"The world is not a lodging-house at Brighton, which we are to leave because it is miserable. It is the fortress of our family, with the flag flying on the turret, and the more miserable it is the less we should leave it."
-G. K. Chesterton, Orthodoxy
This here blog is a glimpse or two or three at the condition of the 'fortress of our family' through the eyes Timothy Goddard, a Christian writer with an unhealthy interest in politics living in the Puget Sound area.
Merry Christmas And happy Thanksgiving too, of course. But dinner is done, and it's time to look onward to what is really my favorite holiday of the year.
Theoretically, as a Christian, Easter should be my favorite holiday. It is, after all, the only thing that makes Christmas worth celebrating. It's the Big Deal, the Whole Point, the Crux of History. And yet, I enjoy Christmas far more than I do Easter.
There are two minor reasons for that, and one major one. The first minor reason is that Christmas is longer. I can wish you a merry Christmas almost a month in advance, and you'll not think me all that strange. If I wished you a happy Easter a month before the day itself, then you'd think I was nuts.
Second, Easter is more familiar. Because it is the whole point, Christians celebrate it every time we sing, every time we are baptized, every time we take communion. The whole year is a constant celebration of Easter.
But while valid, these reasons don't explain the draw that Christmas has for me. That reason is a bit more complex.
The human spirit is filled with a desire for the epic, the awe-inspiring.

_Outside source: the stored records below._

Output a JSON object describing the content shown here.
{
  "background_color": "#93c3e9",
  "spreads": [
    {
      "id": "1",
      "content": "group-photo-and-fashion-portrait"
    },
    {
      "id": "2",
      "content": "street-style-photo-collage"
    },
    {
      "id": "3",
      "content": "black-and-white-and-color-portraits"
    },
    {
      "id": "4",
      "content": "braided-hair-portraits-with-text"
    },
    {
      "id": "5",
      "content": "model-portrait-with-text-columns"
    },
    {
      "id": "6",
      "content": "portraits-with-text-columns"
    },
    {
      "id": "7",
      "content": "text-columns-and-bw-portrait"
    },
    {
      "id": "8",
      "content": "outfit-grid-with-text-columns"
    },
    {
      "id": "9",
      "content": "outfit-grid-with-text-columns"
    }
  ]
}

We desire things that are greater than ourselves--this is why The Lord of the Rings is such a popular book and movie. This is why American presidents always describe the wars they fight as being a part of a battle for freedom that is older than the nation itself. This is why the one thing that Americans truly envy of Europeans about is the fact that they have ancient castles, cathedrals and keeps all around. This is why the British can't bear to do away with the monarchy. We like awe, we like greatness, we like the majesterial, we like, in essence, the epic.

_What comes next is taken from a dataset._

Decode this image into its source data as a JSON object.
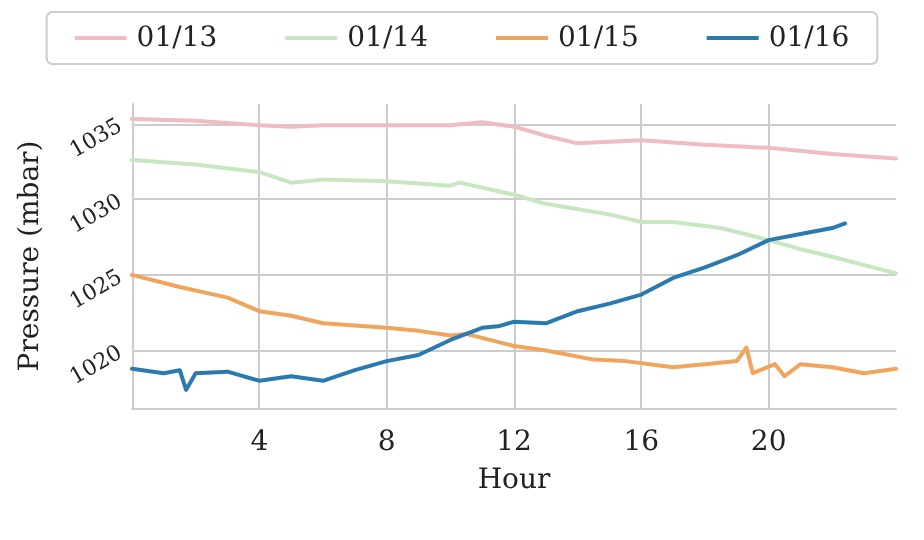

But there is something greater than the epic. When the epic meets the everyday, that is where true greatness lies--that is what truly stirs our soul. This is why the Lord of the Rings is more popular than the Silmarillion, and why standing on an ancient spot is a thousand times more thrilling than reading of the events that happened there. When majesty intersects the mundane, that is what makes us see visions and dream dreams; that is what, as C. S. Lewis said, makes us desire to experience the whole universe at once; that is what makes us imagine that all the majesty of reality could one day meet us at our doorstep.

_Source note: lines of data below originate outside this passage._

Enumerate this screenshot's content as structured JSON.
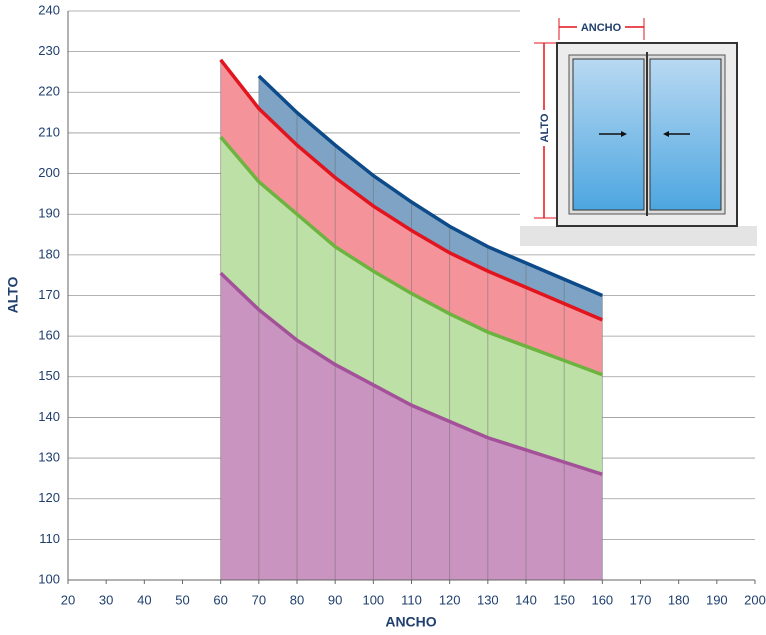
{
  "chart_data": {
    "type": "area",
    "x_label": "ANCHO",
    "y_label": "ALTO",
    "x": [
      60,
      70,
      80,
      90,
      100,
      110,
      120,
      130,
      140,
      150,
      160
    ],
    "series": [
      {
        "color": "#a3529a",
        "fill": "#c994bf",
        "values": [
          175.5,
          166.5,
          159,
          153,
          148,
          143,
          139,
          135,
          132,
          129,
          126
        ]
      },
      {
        "color": "#6cb33f",
        "fill": "#bde0a6",
        "values": [
          209,
          198,
          190,
          182,
          176,
          170.5,
          165.5,
          161,
          157.5,
          154,
          150.5
        ]
      },
      {
        "color": "#e2141d",
        "fill": "#f4939a",
        "values": [
          228,
          216,
          207,
          199,
          192,
          186,
          180.5,
          176,
          172,
          168,
          164
        ]
      },
      {
        "color": "#0c4a8a",
        "fill": "#7ea3c4",
        "values": [
          null,
          224,
          215,
          207,
          199.5,
          193,
          187,
          182,
          178,
          174,
          170
        ]
      }
    ],
    "xlim": [
      20,
      200
    ],
    "ylim": [
      100,
      240
    ],
    "xticks": [
      20,
      30,
      40,
      50,
      60,
      70,
      80,
      90,
      100,
      110,
      120,
      130,
      140,
      150,
      160,
      170,
      180,
      190,
      200
    ],
    "yticks": [
      100,
      110,
      120,
      130,
      140,
      150,
      160,
      170,
      180,
      190,
      200,
      210,
      220,
      230,
      240
    ],
    "grid": true,
    "inset": {
      "width_label": "ANCHO",
      "height_label": "ALTO"
    }
  }
}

And that, after all, is exactly what happened. The Incarnation is the very definition of the mighty intersecting the meek, and of the great encountering the small. For what is greater than the Infinite, and what smaller than the Finite? Who more powerful than the Creator and Sustainer of the Universe, and who more helpless than a newborn baby?
This is why I listen to Christmas music incessantly, why I've decorated even this page with garish decorations, and why I look forward to the next month with a glee that is both childlike and older than the mountains. Because what I celebrate this season, the ultimate collision of epic and the common, stirs my soul and calls me, too, to experience greatness, and it's a call I hope to never shirk.
So have a merry Christmas season, everyone, and may all your common intersect the epic along the way.